Она энергично замотала головой. Она ахнула.
— Нет, — выкрикнула она. — Нет, он ни в чем не виноват. Нет, он ничего не сделал.
— Тогда к чему все это безумие? — крикнул рабби.
Он повернулся к толпе, которая выросла уже втрое.
Все вытягивали шеи и хрипло выкрикивали вопросы, желая все видеть и все знать.
— Говорю вам, прекратите сейчас же и расходитесь по домам.
— Уходите сейчас же, вы все, — закричал Иасон. — Не на что здесь смотреть. Убирайтесь отсюда. Вы пьяны, все до единого, после празднества! Расходитесь по домам!
Однако бормотание и ропот ползли во все стороны. «Одни в роще, Иешуа и Авигея!» Я улавливал отдельные слова и обрывки фраз. Я видел, как Иосиф спешит вверх по склону. Менахем поддерживал его, как мог, разве что не тащил на себе. Все больше и больше женщин бежало к нам. Авигея разразилась беспомощными слезами.
— Отведите ее домой, сейчас же, уводите ее, — сказал я.

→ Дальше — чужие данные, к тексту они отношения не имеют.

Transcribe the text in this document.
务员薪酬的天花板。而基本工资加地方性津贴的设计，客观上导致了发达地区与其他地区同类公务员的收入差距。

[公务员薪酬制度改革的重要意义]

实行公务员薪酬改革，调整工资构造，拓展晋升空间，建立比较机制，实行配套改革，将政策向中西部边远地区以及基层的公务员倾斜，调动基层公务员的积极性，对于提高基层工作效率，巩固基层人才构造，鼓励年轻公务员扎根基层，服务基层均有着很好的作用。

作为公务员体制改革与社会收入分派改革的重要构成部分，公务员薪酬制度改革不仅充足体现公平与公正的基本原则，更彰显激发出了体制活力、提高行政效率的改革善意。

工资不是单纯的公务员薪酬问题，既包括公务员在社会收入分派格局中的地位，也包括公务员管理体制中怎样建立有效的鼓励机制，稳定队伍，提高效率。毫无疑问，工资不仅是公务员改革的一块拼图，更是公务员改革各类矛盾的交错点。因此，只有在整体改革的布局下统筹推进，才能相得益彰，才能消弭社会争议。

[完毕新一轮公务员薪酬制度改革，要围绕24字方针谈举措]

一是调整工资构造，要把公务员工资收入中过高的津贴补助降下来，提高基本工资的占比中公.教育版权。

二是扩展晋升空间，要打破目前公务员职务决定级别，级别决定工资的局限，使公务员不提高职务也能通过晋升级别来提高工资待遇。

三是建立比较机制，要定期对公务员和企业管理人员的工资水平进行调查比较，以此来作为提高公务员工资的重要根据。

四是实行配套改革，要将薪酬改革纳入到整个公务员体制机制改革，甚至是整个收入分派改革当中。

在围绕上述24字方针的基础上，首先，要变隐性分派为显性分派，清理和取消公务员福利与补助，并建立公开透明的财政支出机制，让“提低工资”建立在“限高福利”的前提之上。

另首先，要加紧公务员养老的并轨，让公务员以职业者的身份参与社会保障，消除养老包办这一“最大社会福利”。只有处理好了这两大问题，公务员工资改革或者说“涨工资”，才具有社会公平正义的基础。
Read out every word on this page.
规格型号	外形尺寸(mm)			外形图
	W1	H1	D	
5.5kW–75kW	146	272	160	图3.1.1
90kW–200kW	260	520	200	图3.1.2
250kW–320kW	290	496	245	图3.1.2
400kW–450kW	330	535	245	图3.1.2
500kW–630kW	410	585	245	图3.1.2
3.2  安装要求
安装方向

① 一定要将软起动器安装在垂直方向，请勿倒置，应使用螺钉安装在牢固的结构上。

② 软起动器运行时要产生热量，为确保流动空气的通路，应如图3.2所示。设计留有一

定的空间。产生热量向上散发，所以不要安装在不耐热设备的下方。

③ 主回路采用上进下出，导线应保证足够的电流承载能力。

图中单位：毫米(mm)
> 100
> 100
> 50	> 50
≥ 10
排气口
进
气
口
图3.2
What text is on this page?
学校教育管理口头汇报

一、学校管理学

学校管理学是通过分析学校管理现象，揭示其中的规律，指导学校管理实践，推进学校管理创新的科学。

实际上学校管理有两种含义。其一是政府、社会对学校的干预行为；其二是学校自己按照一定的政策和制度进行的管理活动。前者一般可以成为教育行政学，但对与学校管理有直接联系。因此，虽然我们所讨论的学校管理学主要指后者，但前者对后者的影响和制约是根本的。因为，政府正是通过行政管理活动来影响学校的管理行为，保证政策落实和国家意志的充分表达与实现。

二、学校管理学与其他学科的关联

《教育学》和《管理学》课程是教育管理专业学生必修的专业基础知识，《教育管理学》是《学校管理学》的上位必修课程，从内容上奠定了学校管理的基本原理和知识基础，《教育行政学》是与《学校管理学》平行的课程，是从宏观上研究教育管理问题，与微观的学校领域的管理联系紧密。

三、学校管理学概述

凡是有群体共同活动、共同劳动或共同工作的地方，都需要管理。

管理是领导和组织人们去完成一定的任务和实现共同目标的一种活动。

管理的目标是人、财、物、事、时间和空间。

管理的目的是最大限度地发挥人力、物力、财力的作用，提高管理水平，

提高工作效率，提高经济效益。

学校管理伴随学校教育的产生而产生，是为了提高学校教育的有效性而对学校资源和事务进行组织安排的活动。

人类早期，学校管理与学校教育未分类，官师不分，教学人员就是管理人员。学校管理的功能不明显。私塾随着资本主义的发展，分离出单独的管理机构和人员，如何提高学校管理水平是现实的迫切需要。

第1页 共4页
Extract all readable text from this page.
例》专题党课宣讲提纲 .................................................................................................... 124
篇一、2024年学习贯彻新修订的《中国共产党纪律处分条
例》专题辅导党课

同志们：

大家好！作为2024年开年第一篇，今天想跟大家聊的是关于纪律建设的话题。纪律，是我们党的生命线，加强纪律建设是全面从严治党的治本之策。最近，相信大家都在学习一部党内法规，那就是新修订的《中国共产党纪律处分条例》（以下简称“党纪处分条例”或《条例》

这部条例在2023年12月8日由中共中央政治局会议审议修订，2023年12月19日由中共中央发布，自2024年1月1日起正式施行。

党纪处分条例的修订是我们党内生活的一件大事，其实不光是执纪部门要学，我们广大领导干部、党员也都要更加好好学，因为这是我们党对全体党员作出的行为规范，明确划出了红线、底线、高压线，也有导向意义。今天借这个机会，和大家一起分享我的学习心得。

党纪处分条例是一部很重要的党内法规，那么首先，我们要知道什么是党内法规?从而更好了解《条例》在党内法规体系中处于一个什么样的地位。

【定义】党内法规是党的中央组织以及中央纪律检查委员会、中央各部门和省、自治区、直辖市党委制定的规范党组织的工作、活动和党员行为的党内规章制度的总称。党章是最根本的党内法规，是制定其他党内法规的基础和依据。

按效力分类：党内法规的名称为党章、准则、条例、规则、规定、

Но вдруг мой брат Иосий обхватил меня сзади руками, то же самое сделал и мой брат Иосиф.
— Не надо! Перестаньте!
— Шемайя, — сказал Иосий.
Да, Шемайя шел сюда, ковыляя вверх по холму, раздвигая народ, отбрасывая людей со своего пути.
При виде его Авигея вскрикнула. Моя тетя Есфирь пыталась ее удержать, но она перегнулась пополам, качнулась назад и выскользнула из рук Есфири.
Рабби встал на пути Шемайи. Тот подошел, желая ударить его, но работники схватили его занесенную руку. Люди вцепились в Иасона раньше, чем он успел ударить Шемайю, кто-то набросился и на Рувима. Казалось, все дерутся со всеми.
Шемайя сбросил с себя тех, кто его держал. Он сверкнул глазами на дочь, потом на меня.
И подбежал ко мне.
— Чтоб ты всю жизнь пил из разбитой чашки! — выругался Шемайя. — Ты, грязный лжец, проклятый вор!
— Нет, перестань, он не… он ничего не сделал! — крикнула Авигея и выпрямилась, протянув к нему руки. — Отец, он ничего не сделал.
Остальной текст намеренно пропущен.